We did have a problem with students officiating themselves. In the 30+ years of the game of Ultimate, it’s always been played with the players officiating themselves. As Marcus pointed out, that’s because it began in the 60’s by a bunch of hippies. Every single call in the final 2 games became an argument. ‘He was in!’ ‘He was out!’ ‘It was a catch!’ ‘It wasn’t a catch!’ It was like that with every call. They’re supposed to mutually agree on what happened and if they can’t then they just re-do the play. I think it was a combination of it being a new sport and their age as to why they wouldn’t play fairly. It almost ruined the entire competition. Jacob was yelling at them, I was yelling at them. The final game was just one big argument. And to top it off it started to rain. Dark clouds came in from all around. There was lightening. I tried to call the game off but the teachers from the school told me that lightening doesn’t strike people!! Yikes! The lightening wasn’t bad and it was far away, so we kept playing. In the end the team we thought would win did. They received a trophy and a goat for their efforts. And I received a headache and a sun burn for mine…

Making rocks

I spent some time out in the ‘bush’ on Sunday and I happened upon a small rock quary.

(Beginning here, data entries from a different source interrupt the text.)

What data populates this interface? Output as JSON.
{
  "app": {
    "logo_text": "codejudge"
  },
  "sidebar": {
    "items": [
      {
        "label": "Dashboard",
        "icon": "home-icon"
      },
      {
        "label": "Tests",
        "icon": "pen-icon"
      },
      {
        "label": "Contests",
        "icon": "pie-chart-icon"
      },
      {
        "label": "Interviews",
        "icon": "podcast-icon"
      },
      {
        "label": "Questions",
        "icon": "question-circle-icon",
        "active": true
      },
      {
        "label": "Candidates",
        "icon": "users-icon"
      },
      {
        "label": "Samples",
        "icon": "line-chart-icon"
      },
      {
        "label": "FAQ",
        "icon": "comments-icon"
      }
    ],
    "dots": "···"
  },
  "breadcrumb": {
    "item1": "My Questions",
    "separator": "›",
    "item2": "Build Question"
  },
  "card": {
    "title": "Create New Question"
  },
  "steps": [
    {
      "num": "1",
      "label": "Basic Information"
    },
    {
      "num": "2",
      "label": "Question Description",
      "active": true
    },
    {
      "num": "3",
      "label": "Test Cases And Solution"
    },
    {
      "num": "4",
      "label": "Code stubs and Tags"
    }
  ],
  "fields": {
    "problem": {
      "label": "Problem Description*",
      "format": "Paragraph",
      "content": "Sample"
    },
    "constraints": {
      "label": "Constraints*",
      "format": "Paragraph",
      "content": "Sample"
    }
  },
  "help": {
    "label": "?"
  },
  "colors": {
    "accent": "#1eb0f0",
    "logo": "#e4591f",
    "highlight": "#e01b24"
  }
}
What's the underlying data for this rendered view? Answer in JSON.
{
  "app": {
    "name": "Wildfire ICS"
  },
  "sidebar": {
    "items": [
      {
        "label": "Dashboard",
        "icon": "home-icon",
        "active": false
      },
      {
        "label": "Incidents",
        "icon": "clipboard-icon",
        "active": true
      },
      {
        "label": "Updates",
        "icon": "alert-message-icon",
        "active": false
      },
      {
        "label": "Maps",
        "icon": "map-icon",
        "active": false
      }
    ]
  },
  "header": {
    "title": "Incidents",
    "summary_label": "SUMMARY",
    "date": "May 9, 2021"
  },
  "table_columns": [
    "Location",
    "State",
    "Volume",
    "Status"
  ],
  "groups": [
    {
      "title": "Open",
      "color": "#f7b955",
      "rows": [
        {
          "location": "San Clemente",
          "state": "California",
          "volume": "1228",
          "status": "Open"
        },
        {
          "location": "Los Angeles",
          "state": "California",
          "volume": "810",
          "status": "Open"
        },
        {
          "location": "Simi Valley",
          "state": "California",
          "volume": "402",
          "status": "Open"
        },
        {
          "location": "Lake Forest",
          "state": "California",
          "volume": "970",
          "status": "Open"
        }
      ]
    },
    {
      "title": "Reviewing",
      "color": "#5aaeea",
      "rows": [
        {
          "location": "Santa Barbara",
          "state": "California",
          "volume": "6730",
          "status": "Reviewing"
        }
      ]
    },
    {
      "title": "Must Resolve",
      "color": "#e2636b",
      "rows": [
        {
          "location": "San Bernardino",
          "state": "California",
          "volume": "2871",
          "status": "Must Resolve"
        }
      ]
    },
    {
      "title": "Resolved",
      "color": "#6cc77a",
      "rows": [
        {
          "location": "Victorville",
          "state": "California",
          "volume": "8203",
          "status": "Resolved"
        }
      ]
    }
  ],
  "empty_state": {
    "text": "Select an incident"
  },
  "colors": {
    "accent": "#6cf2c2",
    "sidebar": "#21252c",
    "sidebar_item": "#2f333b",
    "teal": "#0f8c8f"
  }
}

Very small. As I approached I realized that there were people working there. 6 men using primitive tools to make rocks. One man’s job was to use a ball-pin hammer to break baseball size rocks into marble sized rocks. Another man was using a pry bar (similar to a crow bar) to pry the rocks from the wall. Another man was using a garden rake to sift the rocks. The other guys were sitting in the shade watching. When you have an ample supply of manpower that’s super cheap and machines are super expensive then you give them primitive tools and pay them a dollar a day to do basic work. It’s really amazing.

Road ID

When I was home I bought a bracelet that has my name, my village, the Peace Corps Medical Officer’s number and Jacob’s number on it in case of an emergency. I run up to 20 miles some days and am always afraid that I’m going to get clipped by a vehicle and knocked unconscious. I don’t run with any ID n me so I thought this would be a good thing to have, that is, until I was informed that if I did get hit and knocked out that the villagers would probably steal my bracelet because it looks valuable!!! If, for example, someone is in a car accident, people will rush to the vehicle and make it look like they’re helping, but really they’ll steal whatever they can and leave the person to bleed to death or whatever. They’ll take the phone, watch, wallet, luggage, whatever. Just one more reason poverty needs to be eliminated.

1 Comments:

At 13 September, 2007, Blogger Kevin Rehak said...

Another RPCV from Uganda just forwarded me your blog.

Glad to see you're still keeping Ultimate going in the Motherland. If you ever play the Marine Corps Embassy Guard WATCH OUT. They cheat.